O líder do governo no Senado disse que o seu texto vai prever ainda que o espaço orçamentário aberto pela PEC será integralmente destinado ao Auxílio Brasil e às despesas obrigatórias do governo (como aposentadorias do INSS).

“Nós avançamos nas negociações, elas foram muito tensas no dia de hoje. A redação final nesse momento está sendo submetida à Casa Civil e à equipe econômica”, disse Bezerra.

A PEC, no total, abre um espaço de R$ 106,1 bilhões, que será usado para o Auxílio Brasil e também para as despesas obrigatórias que crescem junto com a inflação.
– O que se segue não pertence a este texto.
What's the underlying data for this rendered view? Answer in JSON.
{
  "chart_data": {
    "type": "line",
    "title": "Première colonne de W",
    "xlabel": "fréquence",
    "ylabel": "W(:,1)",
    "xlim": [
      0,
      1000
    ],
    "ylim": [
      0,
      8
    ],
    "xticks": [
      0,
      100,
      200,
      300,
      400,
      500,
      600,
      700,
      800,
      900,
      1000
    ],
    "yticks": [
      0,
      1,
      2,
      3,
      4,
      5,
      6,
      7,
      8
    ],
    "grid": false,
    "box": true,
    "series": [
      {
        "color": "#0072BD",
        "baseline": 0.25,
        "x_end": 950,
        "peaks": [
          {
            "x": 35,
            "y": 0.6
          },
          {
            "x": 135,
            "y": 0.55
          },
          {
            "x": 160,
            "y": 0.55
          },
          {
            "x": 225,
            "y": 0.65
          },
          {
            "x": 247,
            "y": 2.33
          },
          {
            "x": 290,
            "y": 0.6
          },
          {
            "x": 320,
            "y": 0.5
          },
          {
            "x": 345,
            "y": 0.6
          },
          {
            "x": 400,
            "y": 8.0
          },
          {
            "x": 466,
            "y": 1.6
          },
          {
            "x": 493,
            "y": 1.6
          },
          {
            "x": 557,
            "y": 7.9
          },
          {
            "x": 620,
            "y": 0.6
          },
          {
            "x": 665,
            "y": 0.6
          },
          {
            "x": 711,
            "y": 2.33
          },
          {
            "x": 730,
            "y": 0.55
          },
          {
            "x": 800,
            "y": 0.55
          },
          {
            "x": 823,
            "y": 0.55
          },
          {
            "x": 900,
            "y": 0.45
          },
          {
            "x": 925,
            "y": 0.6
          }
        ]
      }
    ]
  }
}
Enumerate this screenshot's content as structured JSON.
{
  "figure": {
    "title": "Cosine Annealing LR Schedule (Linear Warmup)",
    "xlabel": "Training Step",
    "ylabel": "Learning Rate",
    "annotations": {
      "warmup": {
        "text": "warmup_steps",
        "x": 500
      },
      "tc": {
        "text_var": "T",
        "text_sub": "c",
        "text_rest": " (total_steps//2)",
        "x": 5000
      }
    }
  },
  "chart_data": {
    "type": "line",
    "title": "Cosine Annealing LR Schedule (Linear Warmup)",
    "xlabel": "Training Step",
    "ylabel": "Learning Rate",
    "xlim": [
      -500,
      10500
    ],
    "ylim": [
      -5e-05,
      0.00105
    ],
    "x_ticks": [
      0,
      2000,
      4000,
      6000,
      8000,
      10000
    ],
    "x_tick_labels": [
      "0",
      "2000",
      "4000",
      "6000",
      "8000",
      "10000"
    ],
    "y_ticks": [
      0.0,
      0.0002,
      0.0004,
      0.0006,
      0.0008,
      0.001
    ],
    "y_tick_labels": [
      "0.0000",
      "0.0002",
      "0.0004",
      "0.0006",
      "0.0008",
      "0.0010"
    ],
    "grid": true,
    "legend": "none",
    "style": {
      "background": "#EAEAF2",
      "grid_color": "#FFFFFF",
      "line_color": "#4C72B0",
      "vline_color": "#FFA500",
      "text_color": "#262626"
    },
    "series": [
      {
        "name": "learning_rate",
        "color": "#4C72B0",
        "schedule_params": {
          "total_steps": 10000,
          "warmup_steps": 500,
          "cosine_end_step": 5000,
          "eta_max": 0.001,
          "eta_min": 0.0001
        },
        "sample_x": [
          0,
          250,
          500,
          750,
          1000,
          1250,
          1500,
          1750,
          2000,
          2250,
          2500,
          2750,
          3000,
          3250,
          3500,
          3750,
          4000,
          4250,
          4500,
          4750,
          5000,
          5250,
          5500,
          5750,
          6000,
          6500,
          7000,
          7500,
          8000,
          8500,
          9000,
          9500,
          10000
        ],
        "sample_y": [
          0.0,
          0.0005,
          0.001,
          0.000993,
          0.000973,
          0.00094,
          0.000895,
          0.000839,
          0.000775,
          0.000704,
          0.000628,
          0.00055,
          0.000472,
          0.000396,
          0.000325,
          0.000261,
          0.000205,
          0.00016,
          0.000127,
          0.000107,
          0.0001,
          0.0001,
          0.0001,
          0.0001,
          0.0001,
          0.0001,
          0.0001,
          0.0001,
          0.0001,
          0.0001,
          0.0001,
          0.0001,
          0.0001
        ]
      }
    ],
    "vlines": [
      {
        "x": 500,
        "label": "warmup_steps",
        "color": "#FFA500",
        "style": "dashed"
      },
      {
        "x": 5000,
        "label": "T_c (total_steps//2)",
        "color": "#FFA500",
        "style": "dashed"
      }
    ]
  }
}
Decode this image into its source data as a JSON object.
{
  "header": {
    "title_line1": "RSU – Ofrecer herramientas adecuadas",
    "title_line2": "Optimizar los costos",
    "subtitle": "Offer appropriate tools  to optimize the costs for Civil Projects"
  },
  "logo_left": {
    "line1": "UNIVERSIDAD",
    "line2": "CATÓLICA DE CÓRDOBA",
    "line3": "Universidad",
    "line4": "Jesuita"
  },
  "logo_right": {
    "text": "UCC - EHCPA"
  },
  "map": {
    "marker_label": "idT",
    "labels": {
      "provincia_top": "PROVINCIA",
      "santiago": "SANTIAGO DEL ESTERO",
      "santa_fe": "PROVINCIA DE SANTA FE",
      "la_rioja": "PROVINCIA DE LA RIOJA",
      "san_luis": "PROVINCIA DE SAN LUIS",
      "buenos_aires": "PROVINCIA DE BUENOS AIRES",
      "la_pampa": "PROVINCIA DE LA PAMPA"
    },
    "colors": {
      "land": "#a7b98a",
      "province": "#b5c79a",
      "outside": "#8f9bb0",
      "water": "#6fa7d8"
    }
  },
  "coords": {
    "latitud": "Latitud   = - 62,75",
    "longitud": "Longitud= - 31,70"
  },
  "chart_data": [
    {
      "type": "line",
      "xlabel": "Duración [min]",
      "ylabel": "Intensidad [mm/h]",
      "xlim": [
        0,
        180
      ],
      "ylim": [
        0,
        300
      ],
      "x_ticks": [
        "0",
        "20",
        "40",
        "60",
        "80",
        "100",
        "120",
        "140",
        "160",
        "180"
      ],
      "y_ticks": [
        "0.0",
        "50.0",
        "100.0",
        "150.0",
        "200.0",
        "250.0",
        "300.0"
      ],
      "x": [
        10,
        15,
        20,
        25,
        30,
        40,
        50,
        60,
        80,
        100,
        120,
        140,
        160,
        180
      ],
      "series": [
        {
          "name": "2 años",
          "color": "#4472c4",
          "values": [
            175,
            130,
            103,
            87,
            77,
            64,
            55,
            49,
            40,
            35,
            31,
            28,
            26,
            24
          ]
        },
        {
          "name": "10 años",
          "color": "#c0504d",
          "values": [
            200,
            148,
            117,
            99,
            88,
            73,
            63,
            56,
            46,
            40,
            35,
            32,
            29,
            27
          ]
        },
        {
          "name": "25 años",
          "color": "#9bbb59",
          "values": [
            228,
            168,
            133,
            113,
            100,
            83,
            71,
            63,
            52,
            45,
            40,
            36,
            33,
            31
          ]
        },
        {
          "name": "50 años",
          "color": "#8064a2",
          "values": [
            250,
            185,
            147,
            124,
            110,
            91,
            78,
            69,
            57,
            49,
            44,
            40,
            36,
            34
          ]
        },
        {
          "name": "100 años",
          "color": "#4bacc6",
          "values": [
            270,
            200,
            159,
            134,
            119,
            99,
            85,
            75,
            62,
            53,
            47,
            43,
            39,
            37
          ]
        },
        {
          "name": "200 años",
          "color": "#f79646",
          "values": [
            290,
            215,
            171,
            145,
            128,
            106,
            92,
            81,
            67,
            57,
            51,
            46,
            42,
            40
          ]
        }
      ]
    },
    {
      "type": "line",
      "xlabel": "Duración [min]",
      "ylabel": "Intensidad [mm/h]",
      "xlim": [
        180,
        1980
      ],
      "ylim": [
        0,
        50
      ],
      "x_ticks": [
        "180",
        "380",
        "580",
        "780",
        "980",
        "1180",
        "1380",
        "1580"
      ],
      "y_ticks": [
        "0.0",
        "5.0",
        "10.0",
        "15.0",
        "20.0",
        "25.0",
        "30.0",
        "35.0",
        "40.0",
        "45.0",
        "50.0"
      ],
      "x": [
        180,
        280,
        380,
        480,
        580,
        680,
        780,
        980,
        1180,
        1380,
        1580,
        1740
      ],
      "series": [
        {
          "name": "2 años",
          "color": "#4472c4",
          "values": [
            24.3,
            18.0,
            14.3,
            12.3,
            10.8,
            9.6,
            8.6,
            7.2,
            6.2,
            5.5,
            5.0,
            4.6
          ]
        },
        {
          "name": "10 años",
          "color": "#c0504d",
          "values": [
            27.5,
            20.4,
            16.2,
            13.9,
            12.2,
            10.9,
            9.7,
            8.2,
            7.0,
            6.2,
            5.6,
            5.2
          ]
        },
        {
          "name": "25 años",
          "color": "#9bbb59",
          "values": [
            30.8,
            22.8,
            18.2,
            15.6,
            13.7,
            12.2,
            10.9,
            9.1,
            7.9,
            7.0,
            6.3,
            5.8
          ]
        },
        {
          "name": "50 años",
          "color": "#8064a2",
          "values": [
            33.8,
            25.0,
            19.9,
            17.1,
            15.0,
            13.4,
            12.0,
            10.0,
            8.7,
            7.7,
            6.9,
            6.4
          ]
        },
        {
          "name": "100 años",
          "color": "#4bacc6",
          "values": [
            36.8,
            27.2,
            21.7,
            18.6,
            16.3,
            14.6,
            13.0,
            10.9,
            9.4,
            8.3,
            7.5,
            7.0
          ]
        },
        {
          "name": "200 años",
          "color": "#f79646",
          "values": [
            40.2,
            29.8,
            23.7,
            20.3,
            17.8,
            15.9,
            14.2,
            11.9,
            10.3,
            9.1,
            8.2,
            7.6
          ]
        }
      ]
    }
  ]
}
Além de limitar os precatórios, o texto muda o teto de gastos.

“Um dos pontos é a especificação das despesas que serão acobertadas com o espaço fiscal que será aberto. Estamos trabalhando em cima de um texto que possa garantir que serão disponibilizados para despesas com o Auxílio Brasil, despesas na área de Previdência, para a saúde e assistência social”, disse Bezerra.

O senador afirma que há entendimento para o mérito, mas a redação final está sendo ajustada.

“A dificuldade é a redação que está indo e voltando, isso é um ajuste final. No mérito já tem entendimento, mas há alternativas de textos e isso está sendo discutido ponto a ponto”, concluiu.